Les 4 actions qui couvrent l'essentiel
La CNIL elle-même structure la mise en conformité d'une TPE/PME autour de quatre actions principales. Pas besoin d'un service juridique interne pour les poser :
- Tenir un registre des traitements : la liste de ce que vous faites avec des données (paie, clients, prospection…), pourquoi, et combien de temps vous les gardez. Un tableau suffit pour démarrer.
- Désigner un référent interne, pas nécessairement un DPO. Le DPO n'est obligatoire que dans des cas particuliers : traitement à grande échelle de données sensibles, suivi systématique à grande échelle des personnes, ou organisme public. Pour la plupart des TPE/PME, un référent en interne suffit.
- Informer les personnes : mentions RGPD sur vos formulaires, votre site, vos contrats. Ce que vous collectez, pourquoi, et comment exercer ses droits.
- Permettre l'exercice des droits : accès, rectification, suppression, opposition. Avec une obligation simple à retenir : répondre dans le délai légal d'un mois.
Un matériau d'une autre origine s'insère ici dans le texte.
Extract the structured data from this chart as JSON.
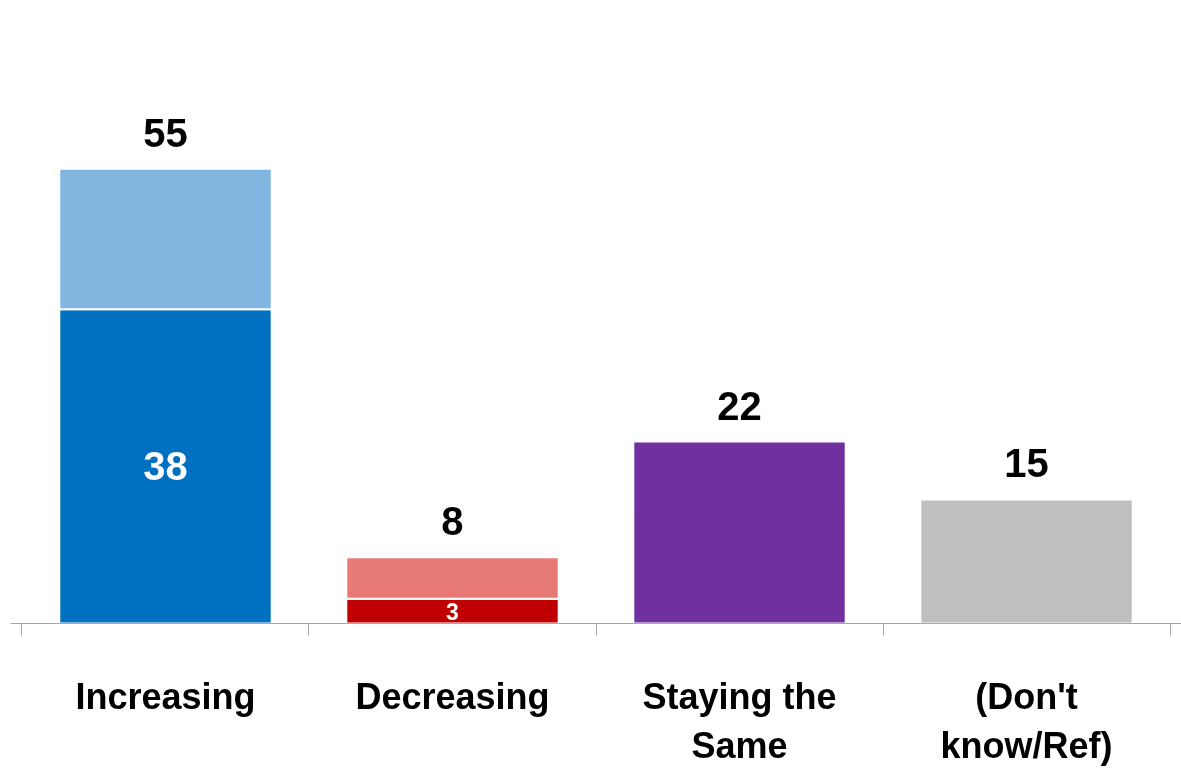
{
  "chart_data": {
    "type": "bar",
    "stacked": true,
    "tick_labels": "x",
    "categories": [
      "Increasing",
      "Decreasing",
      "Staying the Same",
      "(Don't know/Ref)"
    ],
    "series": [
      {
        "values": [
          38,
          3,
          22,
          15
        ],
        "colors": [
          "#0070c0",
          "#c00000",
          "#7030a0",
          "#bfbfbf"
        ],
        "value_labels": [
          "38",
          "3",
          null,
          null
        ]
      },
      {
        "values": [
          17,
          5,
          null,
          null
        ],
        "colors": [
          "#7fb5df",
          "#e77a77",
          "#7030a0",
          "#bfbfbf"
        ]
      }
    ],
    "totals": [
      "55",
      "8",
      "22",
      "15"
    ]
  }
}
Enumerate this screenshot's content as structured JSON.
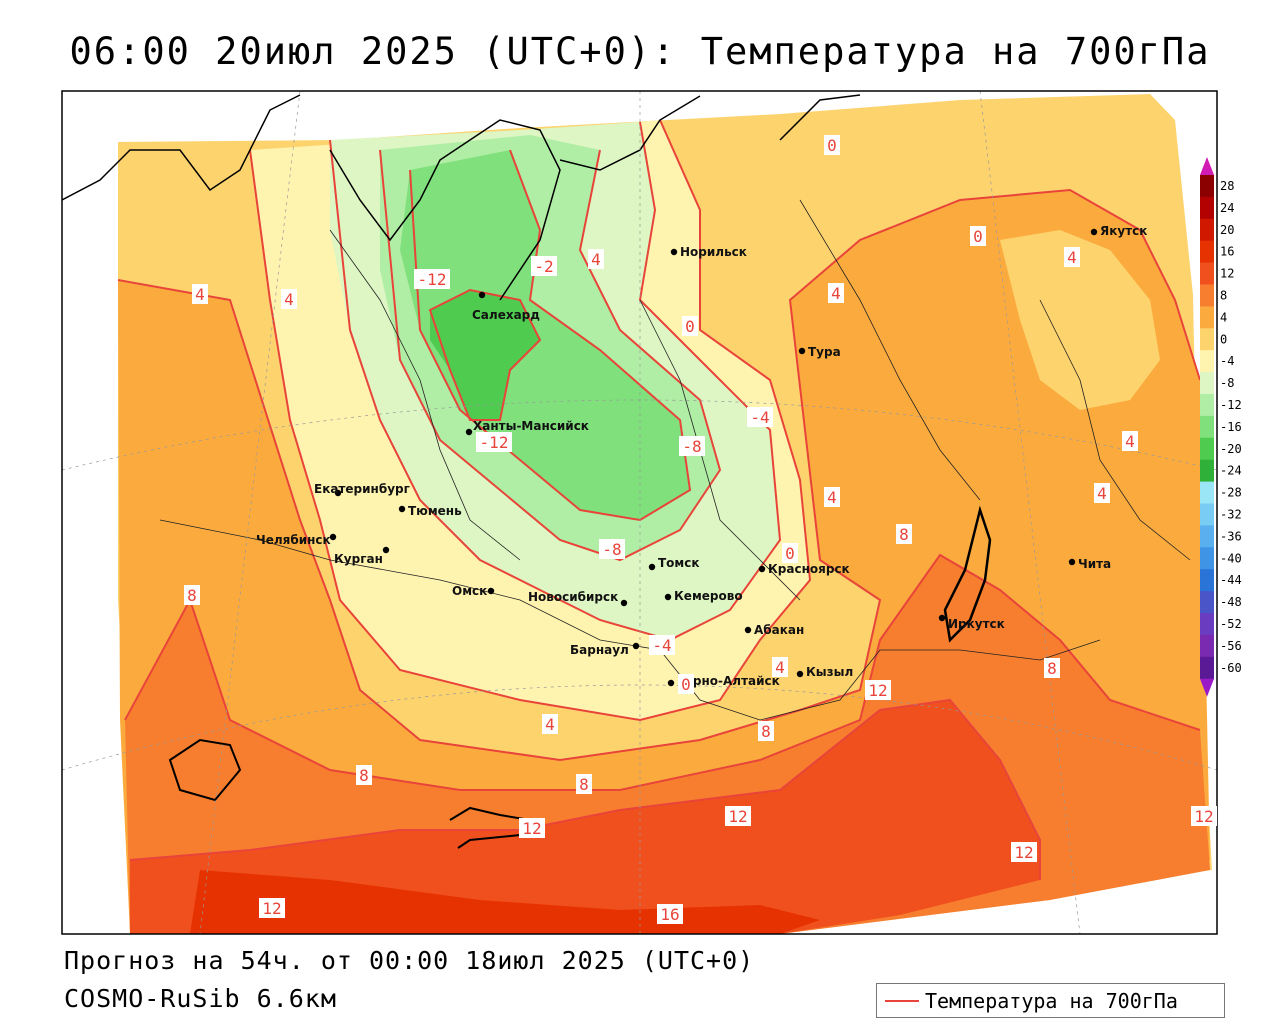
{
  "title": "06:00 20июл 2025 (UTC+0): Температура на 700гПа",
  "footer": {
    "forecast": "Прогноз на 54ч. от 00:00 18июл 2025 (UTC+0)",
    "model": "COSMO-RuSib 6.6км"
  },
  "legend": {
    "label": "Температура на 700гПа",
    "line_color": "#e8443a"
  },
  "colorbar": {
    "ticks": [
      "28",
      "24",
      "20",
      "16",
      "12",
      "8",
      "4",
      "0",
      "-4",
      "-8",
      "-12",
      "-16",
      "-20",
      "-24",
      "-28",
      "-32",
      "-36",
      "-40",
      "-44",
      "-48",
      "-52",
      "-56",
      "-60"
    ],
    "colors": [
      "#8b0000",
      "#b30000",
      "#d01800",
      "#e63200",
      "#f0501e",
      "#f77e2e",
      "#fbab3e",
      "#fdd36e",
      "#fff3b0",
      "#ddf6c3",
      "#b0eea5",
      "#7fe07c",
      "#4fcc50",
      "#2eb039",
      "#9ae6f6",
      "#79cdf4",
      "#5ab0ef",
      "#3f94e6",
      "#2a74d8",
      "#4a56c8",
      "#6a3cc0",
      "#7a2ab0",
      "#5a1a96"
    ],
    "top_arrow_color": "#d21ab4",
    "bottom_arrow_color": "#9a1ac8"
  },
  "cities": [
    {
      "name": "Салехард"
    },
    {
      "name": "Норильск"
    },
    {
      "name": "Якутск"
    },
    {
      "name": "Тура"
    },
    {
      "name": "Ханты-Мансийск"
    },
    {
      "name": "Екатеринбург"
    },
    {
      "name": "Тюмень"
    },
    {
      "name": "Челябинск"
    },
    {
      "name": "Курган"
    },
    {
      "name": "Омск"
    },
    {
      "name": "Новосибирск"
    },
    {
      "name": "Томск"
    },
    {
      "name": "Кемерово"
    },
    {
      "name": "Красноярск"
    },
    {
      "name": "Барнаул"
    },
    {
      "name": "Абакан"
    },
    {
      "name": "Горно-Алтайск"
    },
    {
      "name": "Кызыл"
    },
    {
      "name": "Иркутск"
    },
    {
      "name": "Чита"
    }
  ],
  "contour_labels": [
    {
      "text": "0"
    },
    {
      "text": "4"
    },
    {
      "text": "4"
    },
    {
      "text": "-12"
    },
    {
      "text": "-2"
    },
    {
      "text": "4"
    },
    {
      "text": "0"
    },
    {
      "text": "4"
    },
    {
      "text": "4"
    },
    {
      "text": "0"
    },
    {
      "text": "-12"
    },
    {
      "text": "-8"
    },
    {
      "text": "-4"
    },
    {
      "text": "4"
    },
    {
      "text": "4"
    },
    {
      "text": "-8"
    },
    {
      "text": "0"
    },
    {
      "text": "8"
    },
    {
      "text": "4"
    },
    {
      "text": "-4"
    },
    {
      "text": "4"
    },
    {
      "text": "0"
    },
    {
      "text": "12"
    },
    {
      "text": "8"
    },
    {
      "text": "4"
    },
    {
      "text": "8"
    },
    {
      "text": "8"
    },
    {
      "text": "8"
    },
    {
      "text": "12"
    },
    {
      "text": "12"
    },
    {
      "text": "12"
    },
    {
      "text": "12"
    },
    {
      "text": "16"
    },
    {
      "text": "12"
    },
    {
      "text": "8"
    }
  ]
}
À côté de ces quatre piliers, deux points méritent une vigilance particulière en 2026 : la conformité de votre site (bandeau cookies, traceurs qui ne se déclenchent qu'après consentement) et les clauses avec vos sous-traitants (hébergeur, CRM, outils d'emailing, outils d'IA) qui doivent être encadrées par un contrat.
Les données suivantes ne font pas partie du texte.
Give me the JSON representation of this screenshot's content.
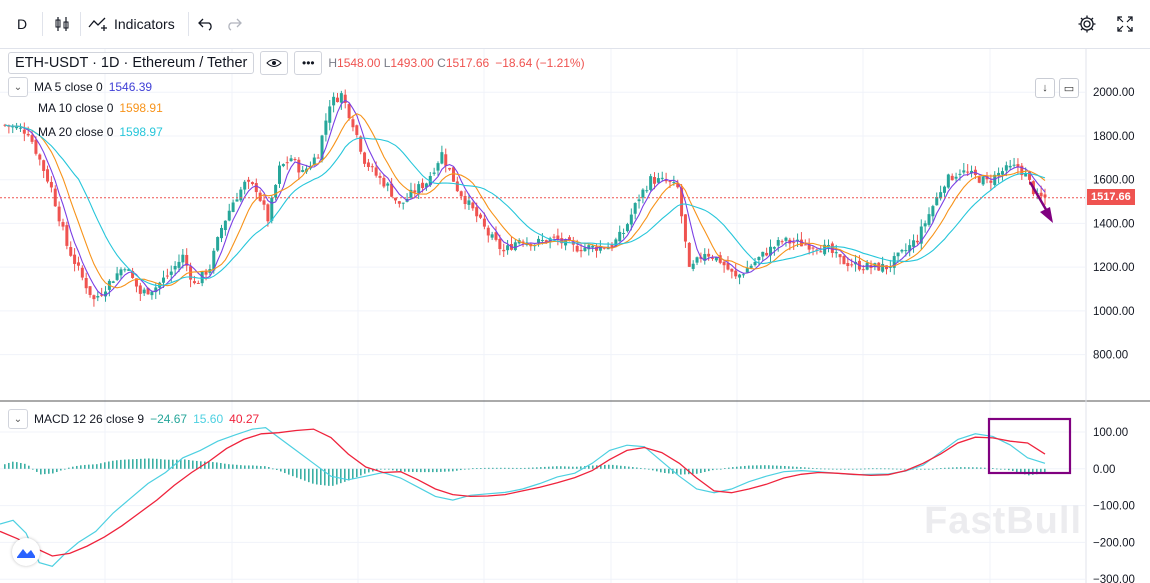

Le point aveugle : l'IA et vos données
Utiliser ChatGPT, Claude ou un assistant IA sur des données concernant des personnes réelles (extraits de dossiers clients, CV, échanges avec des salariés) pose les mêmes questions RGPD qu'un logiciel classique : base légale, minimisation des données transmises, et clause de sous-traitance avec le fournisseur de l'outil. Un compte gratuit grand public et un compte professionnel/API n'offrent pas les mêmes garanties sur l'utilisation de vos données. C'est un point que je regarde systématiquement en audit, parce que c'est souvent l'angle mort numéro un des équipes qui adoptent l'IA vite, sans cadrage.
Ce qu'un dirigeant de TPE/PME doit poser en 2026
- Vérifier le site en premier : c'est la cible de contrôle la plus fréquente et la plus simple à automatiser côté CNIL. Un bandeau cookies non conforme se détecte en quelques secondes depuis l'extérieur.
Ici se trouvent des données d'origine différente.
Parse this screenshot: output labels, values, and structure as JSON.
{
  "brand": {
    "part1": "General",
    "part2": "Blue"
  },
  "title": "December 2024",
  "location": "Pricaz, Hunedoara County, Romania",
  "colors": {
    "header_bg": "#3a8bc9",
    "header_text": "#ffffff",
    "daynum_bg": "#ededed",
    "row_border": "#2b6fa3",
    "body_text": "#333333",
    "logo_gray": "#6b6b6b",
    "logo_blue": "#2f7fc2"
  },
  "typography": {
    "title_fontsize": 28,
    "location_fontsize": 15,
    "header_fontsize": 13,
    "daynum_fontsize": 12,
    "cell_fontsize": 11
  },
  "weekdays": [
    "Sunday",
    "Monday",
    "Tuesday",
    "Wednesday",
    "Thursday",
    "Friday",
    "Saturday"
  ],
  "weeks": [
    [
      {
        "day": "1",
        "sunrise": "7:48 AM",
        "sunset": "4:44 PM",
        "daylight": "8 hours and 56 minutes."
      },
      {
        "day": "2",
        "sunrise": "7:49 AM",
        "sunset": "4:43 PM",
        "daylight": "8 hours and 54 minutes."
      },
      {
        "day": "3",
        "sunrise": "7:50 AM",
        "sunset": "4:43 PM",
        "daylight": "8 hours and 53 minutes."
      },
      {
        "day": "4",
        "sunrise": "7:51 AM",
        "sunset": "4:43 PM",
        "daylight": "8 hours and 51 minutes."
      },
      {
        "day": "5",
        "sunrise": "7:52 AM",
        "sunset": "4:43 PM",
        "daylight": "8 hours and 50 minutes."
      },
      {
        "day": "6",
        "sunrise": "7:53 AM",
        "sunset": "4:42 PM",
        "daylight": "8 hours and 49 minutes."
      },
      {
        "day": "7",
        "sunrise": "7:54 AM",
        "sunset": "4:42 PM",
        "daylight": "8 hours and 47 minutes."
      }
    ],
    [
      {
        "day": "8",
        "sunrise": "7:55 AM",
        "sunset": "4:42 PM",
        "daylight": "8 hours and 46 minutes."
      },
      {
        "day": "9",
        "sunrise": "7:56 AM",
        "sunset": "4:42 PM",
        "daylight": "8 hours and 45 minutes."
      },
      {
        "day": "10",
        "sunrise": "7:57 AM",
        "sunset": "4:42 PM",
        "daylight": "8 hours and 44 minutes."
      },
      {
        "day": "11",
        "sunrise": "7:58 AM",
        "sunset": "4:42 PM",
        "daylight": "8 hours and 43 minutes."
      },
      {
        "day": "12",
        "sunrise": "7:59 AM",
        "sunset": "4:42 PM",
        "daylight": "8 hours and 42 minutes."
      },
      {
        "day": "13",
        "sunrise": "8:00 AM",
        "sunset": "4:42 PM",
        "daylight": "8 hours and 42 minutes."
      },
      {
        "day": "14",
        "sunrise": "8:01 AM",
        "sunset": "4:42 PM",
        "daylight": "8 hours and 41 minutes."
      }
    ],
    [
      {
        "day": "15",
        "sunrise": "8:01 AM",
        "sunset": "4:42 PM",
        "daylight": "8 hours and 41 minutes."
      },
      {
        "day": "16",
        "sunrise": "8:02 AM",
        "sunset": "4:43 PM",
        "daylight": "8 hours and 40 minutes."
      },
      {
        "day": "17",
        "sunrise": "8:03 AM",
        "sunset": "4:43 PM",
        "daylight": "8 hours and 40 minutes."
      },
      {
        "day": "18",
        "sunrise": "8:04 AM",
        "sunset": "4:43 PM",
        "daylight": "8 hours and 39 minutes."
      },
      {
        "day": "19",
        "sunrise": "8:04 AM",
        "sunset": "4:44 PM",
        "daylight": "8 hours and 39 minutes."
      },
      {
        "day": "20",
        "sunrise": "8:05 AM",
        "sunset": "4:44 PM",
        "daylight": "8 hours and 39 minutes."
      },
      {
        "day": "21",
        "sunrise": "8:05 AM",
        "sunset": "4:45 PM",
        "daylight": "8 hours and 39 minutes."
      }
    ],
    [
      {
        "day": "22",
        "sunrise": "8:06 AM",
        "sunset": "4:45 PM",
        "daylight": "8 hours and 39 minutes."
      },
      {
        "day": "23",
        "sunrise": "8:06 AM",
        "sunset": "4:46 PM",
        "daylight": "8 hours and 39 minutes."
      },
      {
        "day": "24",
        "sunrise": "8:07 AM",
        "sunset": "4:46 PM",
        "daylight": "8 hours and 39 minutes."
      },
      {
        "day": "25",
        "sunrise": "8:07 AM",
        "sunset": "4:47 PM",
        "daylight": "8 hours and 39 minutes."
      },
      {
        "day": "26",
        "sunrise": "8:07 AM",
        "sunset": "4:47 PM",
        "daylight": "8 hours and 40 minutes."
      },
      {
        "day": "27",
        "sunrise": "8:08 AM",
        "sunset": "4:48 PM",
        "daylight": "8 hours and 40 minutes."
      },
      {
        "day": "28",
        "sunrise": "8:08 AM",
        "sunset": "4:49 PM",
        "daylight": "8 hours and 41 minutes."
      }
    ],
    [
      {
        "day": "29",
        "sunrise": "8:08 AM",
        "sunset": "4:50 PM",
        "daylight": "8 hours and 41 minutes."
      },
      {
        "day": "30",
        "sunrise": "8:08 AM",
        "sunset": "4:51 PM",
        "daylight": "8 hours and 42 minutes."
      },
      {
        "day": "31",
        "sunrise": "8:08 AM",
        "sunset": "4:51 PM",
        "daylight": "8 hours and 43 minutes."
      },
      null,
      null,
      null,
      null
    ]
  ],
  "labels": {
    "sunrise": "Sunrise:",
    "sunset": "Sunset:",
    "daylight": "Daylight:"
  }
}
- Faire l'inventaire réel des traitements, y compris les outils utilisés sans validation officielle (CRM, outils IA, extensions).
- Poser un registre simple et des mentions d'information sur les points de collecte existants.
- Sécuriser l'essentiel : accès, mots de passe, sauvegardes, et contrats à jour avec les sous-traitants qui manipulent vos données.
Le vrai enjeu n'est pas la peur d'une amende à 250 000 euros, un scénario qui concerne des structures d'une tout autre taille. C'est que la majorité des sanctions de TPE/PME, à 3 000, 10 000 ou 20 000 euros, viennent de manquements évitables en quelques heures de travail : un bandeau cookies mal réglé, un registre jamais commencé, une demande de suppression restée sans réponse.